The past three months have changed them more than I thought. Do I even know them at all?
We enter a dilapidated hallway with a worn, cobwebbed carpet. Empty crates are piled up against the walls, likely raided by Canna’s children years ago. Hanging against the peeling wallpaper is a portrait of a baby, and beside it in its cradle, a dragon egg.
‘We’re looking for an office,’ I say quietly. ‘Somewhere research might be kept.’
We wander from room to room, through several sitting areas and a kitchen covered in dracovol droppings.
‘In here,’ Marquis calls from down the hallway.
He pushes the door open with the end of his gun.
A mahogany desk, littered with fishing rods and what looks like an old croquet set, stands in front of a marble fireplace.
On the walls are cases full of pinned butterflies and beneath them, someone has left the remains of a meal – a rusting saucepan and a lump of mouldy cheese.
‘Glass cases,’ Serena says, following us in.
She nods to a line of display cabinets on the far side of the room.
The glass is still intact, of no interest to any past raiders.
Inside the cabinets are hundreds of drawings of dragons, each meticulously labelled.
Some are rough sketches but others have been filled in with watercolours and my heart leaps at the sight of them.
I see Canna’s lush hills, its craggy cliffs and its blue-green sea, each environment depicted with the dragons that inhabit it – Western Drakes, Sand Dragons and knuckers.

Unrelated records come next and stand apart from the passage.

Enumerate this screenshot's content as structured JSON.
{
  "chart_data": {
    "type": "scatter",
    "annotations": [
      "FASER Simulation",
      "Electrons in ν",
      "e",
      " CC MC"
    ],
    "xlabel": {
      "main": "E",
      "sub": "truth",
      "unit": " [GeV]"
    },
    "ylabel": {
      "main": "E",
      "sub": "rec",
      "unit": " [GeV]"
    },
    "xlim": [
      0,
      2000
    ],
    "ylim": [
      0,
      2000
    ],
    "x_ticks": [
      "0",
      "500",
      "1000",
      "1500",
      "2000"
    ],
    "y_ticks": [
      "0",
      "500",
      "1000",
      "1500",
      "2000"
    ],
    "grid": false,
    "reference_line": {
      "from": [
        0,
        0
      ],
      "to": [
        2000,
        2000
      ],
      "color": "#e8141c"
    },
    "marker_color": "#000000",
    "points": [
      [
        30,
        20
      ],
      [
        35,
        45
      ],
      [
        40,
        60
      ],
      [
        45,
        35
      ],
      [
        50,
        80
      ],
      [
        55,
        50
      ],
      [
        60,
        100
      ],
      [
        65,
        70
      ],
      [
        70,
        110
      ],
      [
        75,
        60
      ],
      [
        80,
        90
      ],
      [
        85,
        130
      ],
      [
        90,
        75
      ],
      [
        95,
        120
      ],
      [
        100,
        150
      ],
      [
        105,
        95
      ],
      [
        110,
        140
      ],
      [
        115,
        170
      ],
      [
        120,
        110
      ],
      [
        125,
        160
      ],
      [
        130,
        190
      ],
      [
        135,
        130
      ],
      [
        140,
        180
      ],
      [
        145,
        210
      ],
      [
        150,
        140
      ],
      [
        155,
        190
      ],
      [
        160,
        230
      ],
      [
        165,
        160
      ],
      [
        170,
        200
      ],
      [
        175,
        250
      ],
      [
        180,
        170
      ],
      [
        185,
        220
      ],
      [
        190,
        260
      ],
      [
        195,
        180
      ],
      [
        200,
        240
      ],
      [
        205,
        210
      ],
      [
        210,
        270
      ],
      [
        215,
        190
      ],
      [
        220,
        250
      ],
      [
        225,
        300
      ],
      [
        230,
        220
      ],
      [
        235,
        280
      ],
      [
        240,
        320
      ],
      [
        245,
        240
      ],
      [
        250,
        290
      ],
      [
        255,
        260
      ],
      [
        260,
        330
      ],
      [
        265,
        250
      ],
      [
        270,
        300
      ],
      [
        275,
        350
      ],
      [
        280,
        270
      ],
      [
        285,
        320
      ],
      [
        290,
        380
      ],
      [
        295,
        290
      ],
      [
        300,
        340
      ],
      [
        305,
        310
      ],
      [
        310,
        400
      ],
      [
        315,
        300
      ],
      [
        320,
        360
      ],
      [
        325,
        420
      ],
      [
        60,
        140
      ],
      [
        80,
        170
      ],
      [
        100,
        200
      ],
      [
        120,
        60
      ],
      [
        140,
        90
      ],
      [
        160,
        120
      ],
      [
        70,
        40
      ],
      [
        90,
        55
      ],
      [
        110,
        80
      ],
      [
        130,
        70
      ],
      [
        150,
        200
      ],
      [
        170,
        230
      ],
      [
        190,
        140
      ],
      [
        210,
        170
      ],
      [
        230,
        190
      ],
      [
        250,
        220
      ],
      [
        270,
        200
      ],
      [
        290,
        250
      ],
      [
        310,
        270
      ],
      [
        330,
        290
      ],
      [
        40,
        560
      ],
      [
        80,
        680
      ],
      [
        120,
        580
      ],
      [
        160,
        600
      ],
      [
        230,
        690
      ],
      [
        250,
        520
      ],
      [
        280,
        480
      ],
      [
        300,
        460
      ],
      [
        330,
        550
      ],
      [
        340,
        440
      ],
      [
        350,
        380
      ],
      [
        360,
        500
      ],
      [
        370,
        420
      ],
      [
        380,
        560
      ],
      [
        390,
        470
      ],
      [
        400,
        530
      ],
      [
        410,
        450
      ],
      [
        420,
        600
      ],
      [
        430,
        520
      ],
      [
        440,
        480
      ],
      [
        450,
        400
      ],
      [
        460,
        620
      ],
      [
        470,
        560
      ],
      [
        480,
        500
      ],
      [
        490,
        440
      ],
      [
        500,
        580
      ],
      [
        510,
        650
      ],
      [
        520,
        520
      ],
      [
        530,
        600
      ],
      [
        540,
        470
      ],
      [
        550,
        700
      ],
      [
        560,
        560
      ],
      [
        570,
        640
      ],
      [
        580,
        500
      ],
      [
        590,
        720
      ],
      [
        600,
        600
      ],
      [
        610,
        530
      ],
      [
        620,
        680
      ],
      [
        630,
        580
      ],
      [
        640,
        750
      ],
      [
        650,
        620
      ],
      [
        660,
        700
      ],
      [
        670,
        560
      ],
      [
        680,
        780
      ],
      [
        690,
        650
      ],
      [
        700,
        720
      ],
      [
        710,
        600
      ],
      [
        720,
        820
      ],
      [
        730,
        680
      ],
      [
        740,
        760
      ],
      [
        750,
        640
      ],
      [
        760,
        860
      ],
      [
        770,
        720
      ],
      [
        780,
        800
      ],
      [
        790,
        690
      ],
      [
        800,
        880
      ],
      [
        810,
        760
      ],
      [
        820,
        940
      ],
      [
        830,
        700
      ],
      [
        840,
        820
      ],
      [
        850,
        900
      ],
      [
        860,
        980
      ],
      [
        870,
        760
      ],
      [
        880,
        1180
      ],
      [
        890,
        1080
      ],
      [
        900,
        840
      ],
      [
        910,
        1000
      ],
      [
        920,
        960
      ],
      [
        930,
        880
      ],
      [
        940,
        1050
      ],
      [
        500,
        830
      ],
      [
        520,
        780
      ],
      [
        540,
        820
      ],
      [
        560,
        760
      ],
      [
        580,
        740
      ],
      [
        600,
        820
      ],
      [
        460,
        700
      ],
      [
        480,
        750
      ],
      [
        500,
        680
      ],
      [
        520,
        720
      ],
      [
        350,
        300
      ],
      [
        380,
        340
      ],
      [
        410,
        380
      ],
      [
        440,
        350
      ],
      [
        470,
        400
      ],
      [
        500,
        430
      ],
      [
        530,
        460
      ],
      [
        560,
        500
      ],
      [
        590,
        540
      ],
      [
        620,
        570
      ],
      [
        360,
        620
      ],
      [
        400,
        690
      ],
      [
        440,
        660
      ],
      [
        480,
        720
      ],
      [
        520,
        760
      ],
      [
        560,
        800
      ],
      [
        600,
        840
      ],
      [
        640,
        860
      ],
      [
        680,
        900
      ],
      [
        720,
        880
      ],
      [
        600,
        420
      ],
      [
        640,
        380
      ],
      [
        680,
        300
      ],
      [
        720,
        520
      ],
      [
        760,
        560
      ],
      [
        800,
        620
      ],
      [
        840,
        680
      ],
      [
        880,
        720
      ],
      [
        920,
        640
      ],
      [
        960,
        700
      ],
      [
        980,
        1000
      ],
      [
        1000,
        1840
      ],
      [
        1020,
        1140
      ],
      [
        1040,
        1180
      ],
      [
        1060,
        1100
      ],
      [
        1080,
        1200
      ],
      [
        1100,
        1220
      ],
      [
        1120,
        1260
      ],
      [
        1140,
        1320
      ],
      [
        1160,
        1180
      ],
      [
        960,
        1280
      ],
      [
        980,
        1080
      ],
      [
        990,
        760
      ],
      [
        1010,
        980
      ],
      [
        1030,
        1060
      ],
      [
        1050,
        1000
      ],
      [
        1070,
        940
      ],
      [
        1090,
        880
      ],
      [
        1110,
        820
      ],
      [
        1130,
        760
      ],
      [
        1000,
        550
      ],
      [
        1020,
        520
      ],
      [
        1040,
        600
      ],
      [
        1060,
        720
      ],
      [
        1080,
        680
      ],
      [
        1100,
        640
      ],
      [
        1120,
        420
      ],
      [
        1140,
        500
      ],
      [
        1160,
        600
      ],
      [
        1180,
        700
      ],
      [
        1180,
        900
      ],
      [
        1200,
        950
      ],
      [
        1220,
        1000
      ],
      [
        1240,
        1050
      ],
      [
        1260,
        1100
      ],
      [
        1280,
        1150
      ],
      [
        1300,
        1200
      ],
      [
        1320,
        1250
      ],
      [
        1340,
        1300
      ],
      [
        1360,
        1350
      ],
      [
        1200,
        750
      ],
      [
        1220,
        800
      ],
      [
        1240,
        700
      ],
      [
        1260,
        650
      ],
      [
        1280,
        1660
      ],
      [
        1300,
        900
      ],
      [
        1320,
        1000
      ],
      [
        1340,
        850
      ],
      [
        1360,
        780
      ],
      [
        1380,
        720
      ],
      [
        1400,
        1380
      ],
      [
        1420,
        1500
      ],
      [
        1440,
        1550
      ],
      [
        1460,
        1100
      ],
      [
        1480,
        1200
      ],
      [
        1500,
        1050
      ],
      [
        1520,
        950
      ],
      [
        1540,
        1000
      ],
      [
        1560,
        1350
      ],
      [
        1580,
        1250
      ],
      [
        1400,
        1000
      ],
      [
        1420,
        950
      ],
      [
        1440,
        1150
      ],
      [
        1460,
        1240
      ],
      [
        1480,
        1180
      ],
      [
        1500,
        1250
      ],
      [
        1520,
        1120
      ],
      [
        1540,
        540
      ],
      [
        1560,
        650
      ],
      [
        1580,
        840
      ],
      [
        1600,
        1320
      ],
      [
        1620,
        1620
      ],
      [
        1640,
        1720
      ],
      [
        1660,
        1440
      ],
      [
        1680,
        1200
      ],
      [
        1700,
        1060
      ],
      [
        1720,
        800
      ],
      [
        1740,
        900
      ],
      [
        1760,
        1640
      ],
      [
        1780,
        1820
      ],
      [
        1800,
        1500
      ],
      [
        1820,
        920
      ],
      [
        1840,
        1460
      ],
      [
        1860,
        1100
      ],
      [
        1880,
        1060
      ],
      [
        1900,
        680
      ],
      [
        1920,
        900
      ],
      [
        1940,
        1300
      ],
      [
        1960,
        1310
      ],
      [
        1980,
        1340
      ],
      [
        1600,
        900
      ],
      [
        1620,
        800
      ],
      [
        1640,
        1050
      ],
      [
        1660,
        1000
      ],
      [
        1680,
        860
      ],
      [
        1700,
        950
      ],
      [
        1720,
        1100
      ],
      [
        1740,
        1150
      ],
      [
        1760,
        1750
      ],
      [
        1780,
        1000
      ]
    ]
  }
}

Marquis appears at my shoulder and gazes through the glass in a captivated silence. He’s always been good at sketching.
‘There,’ Gideon says, reaching over my shoulder. ‘Wyverns.’
The watercolours of the Hebridean Wyverns contain much more detail than the sketches in Clawtail’s diary.
I’ve met Green-Spotted Wyverns before, and Mama told me about the Spider Wyverns of East Asia, but I’ve never seen wyverns like these.
They’re a muted, blue-grey colour, standing on two legs, with wings where a dragon’s forelegs would be.
The wings are entirely feathered in shades of blue and white, making them resemble giant birds, but sprouting off the wings is a short pair of limbs with four curved talons, the index one triple the size of the others.
But it’s the wyverns’ faces that strike me. Their snouts are rounder than most dragons’ and their eyes are surprisingly large and as blue as a robin’s egg, giving them a soft, almost docile look.
‘What are those?’ Gideon says.
Sketched in at one of the wyverns’ feet is a group of small objects. I peer closer and make out a smooth stone, an ink pen and a spool of coloured wool.
‘Maybe they collect shiny things,’ Serena says.
‘Like you, you mean?’ Gideon says, his eyes on the silver pin in Serena’s hair.
She raises an eyebrow. ‘Like magpies.’
‘Like Bolgoriths,’ I say. ‘But none of this will help us find them.’